Over the next days the patient was asymptomatic, oxygen saturation was normal most of the time, CRP blood levels decreased to 67 mg/l, and four RT-PCR tests for COVID-19 infection on nasopharyngeal swabs came back negative. However, there was a discrepancy between these signs and laboratory findings and the steady increase in D-dimer blood levels that reached 3,1041 ng/ml (Fig. 1). A third CT angiogram showed no change in the aortic dissection, but a new bilateral PE was demonstrated (Fig. 2). Thereafter, the patient underwent aortic dissection repair and thrombectomy.
DISCUSSION
High D-dimer blood levels might be features of both COVID-19 infection and PE. Previous reports focused on different thresholds of D-dimer blood levels upon admission to predict PE in COVID-19 patients [3–5]. We propose a different novel strategy to predict PE in COVID-19 patients.
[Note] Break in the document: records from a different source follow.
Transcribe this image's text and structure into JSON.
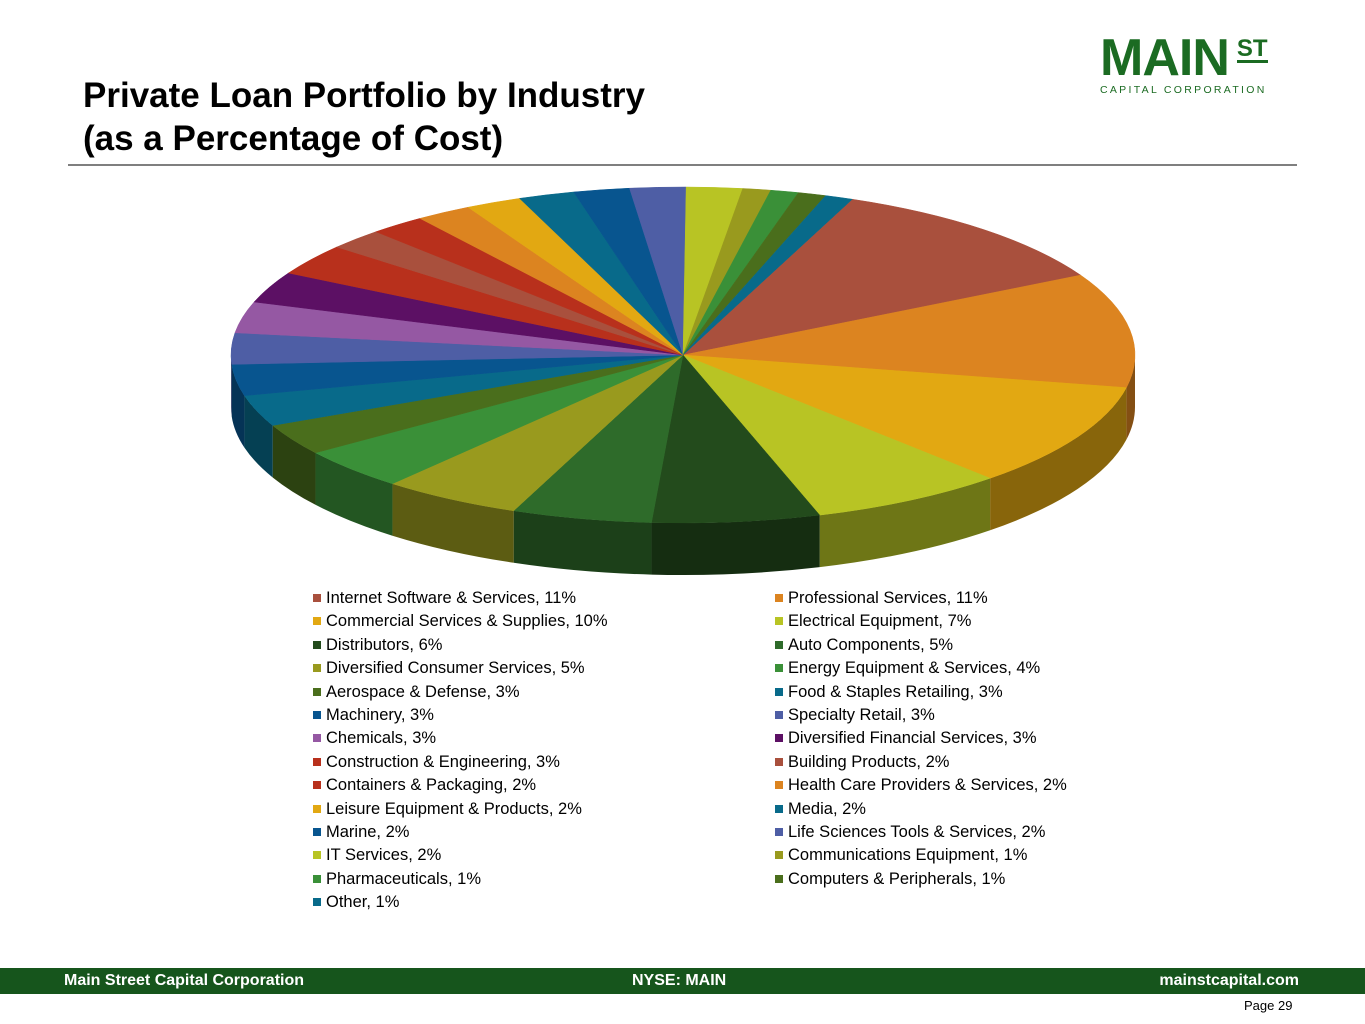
{
  "header": {
    "title_line1": "Private Loan Portfolio by Industry",
    "title_line2": "(as a Percentage of Cost)",
    "logo_main": "MAIN",
    "logo_st": "ST",
    "logo_sub": "CAPITAL CORPORATION"
  },
  "chart_data": {
    "type": "pie",
    "style": "3d",
    "title": "Private Loan Portfolio by Industry (as a Percentage of Cost)",
    "legend_position": "bottom",
    "slices": [
      {
        "label": "Internet Software & Services",
        "value": 11,
        "legend": "Internet Software & Services, 11%",
        "color": "#a9503d"
      },
      {
        "label": "Professional Services",
        "value": 11,
        "legend": "Professional Services, 11%",
        "color": "#dc8420"
      },
      {
        "label": "Commercial Services & Supplies",
        "value": 10,
        "legend": "Commercial Services & Supplies, 10%",
        "color": "#e2a812"
      },
      {
        "label": "Electrical Equipment",
        "value": 7,
        "legend": "Electrical Equipment, 7%",
        "color": "#b8c424"
      },
      {
        "label": "Distributors",
        "value": 6,
        "legend": "Distributors, 6%",
        "color": "#234b1c"
      },
      {
        "label": "Auto Components",
        "value": 5,
        "legend": "Auto Components, 5%",
        "color": "#2e6b2a"
      },
      {
        "label": "Diversified Consumer Services",
        "value": 5,
        "legend": "Diversified Consumer Services, 5%",
        "color": "#999a1e"
      },
      {
        "label": "Energy Equipment & Services",
        "value": 4,
        "legend": "Energy Equipment & Services, 4%",
        "color": "#3a9038"
      },
      {
        "label": "Aerospace & Defense",
        "value": 3,
        "legend": "Aerospace & Defense, 3%",
        "color": "#4a6e1c"
      },
      {
        "label": "Food & Staples Retailing",
        "value": 3,
        "legend": "Food & Staples Retailing, 3%",
        "color": "#086a8a"
      },
      {
        "label": "Machinery",
        "value": 3,
        "legend": "Machinery, 3%",
        "color": "#08558f"
      },
      {
        "label": "Specialty Retail",
        "value": 3,
        "legend": "Specialty Retail, 3%",
        "color": "#4e5ea5"
      },
      {
        "label": "Chemicals",
        "value": 3,
        "legend": "Chemicals, 3%",
        "color": "#9558a3"
      },
      {
        "label": "Diversified Financial Services",
        "value": 3,
        "legend": "Diversified Financial Services, 3%",
        "color": "#5c1064"
      },
      {
        "label": "Construction & Engineering",
        "value": 3,
        "legend": "Construction & Engineering, 3%",
        "color": "#b8301c"
      },
      {
        "label": "Building Products",
        "value": 2,
        "legend": "Building Products, 2%",
        "color": "#a9503d"
      },
      {
        "label": "Containers & Packaging",
        "value": 2,
        "legend": "Containers & Packaging, 2%",
        "color": "#b8301c"
      },
      {
        "label": "Health Care Providers & Services",
        "value": 2,
        "legend": "Health Care Providers & Services, 2%",
        "color": "#dc8420"
      },
      {
        "label": "Leisure Equipment & Products",
        "value": 2,
        "legend": "Leisure Equipment & Products, 2%",
        "color": "#e2a812"
      },
      {
        "label": "Media",
        "value": 2,
        "legend": "Media, 2%",
        "color": "#086a8a"
      },
      {
        "label": "Marine",
        "value": 2,
        "legend": "Marine, 2%",
        "color": "#08558f"
      },
      {
        "label": "Life Sciences Tools & Services",
        "value": 2,
        "legend": "Life Sciences Tools & Services, 2%",
        "color": "#4e5ea5"
      },
      {
        "label": "IT Services",
        "value": 2,
        "legend": "IT Services, 2%",
        "color": "#b8c424"
      },
      {
        "label": "Communications Equipment",
        "value": 1,
        "legend": "Communications Equipment, 1%",
        "color": "#999a1e"
      },
      {
        "label": "Pharmaceuticals",
        "value": 1,
        "legend": "Pharmaceuticals, 1%",
        "color": "#3a9038"
      },
      {
        "label": "Computers & Peripherals",
        "value": 1,
        "legend": "Computers & Peripherals, 1%",
        "color": "#4a6e1c"
      },
      {
        "label": "Other",
        "value": 1,
        "legend": "Other, 1%",
        "color": "#086a8a"
      }
    ]
  },
  "footer": {
    "left": "Main Street Capital Corporation",
    "center": "NYSE: MAIN",
    "right": "mainstcapital.com",
    "page": "Page  29"
  }
}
Both D-dimer and CRP blood levels are increased during the early stages of COVID-19 infection due to systemic inflammation [2]. However, over time one would expect D-dimer and CRP blood levels to gradually decrease together as the COVID-19 infection resolves. Hence, one should measure the blood levels of both biomarkers over time, and if there is a discrepancy with an increase in D-dimer blood levels and a decrease in CRP blood levels, then VTE and PE should be suspected since this phenomenon may represent resolution of the COVID-19 infection, but also ongoing and possibly worsening VTE in the absence of full-dose anticoagulation therapy. This theory should be studied in large cohorts, but it is already easy to implement clinically.
Footnotes
Conflicts of Interests: The Authors declare that there are no competing interests.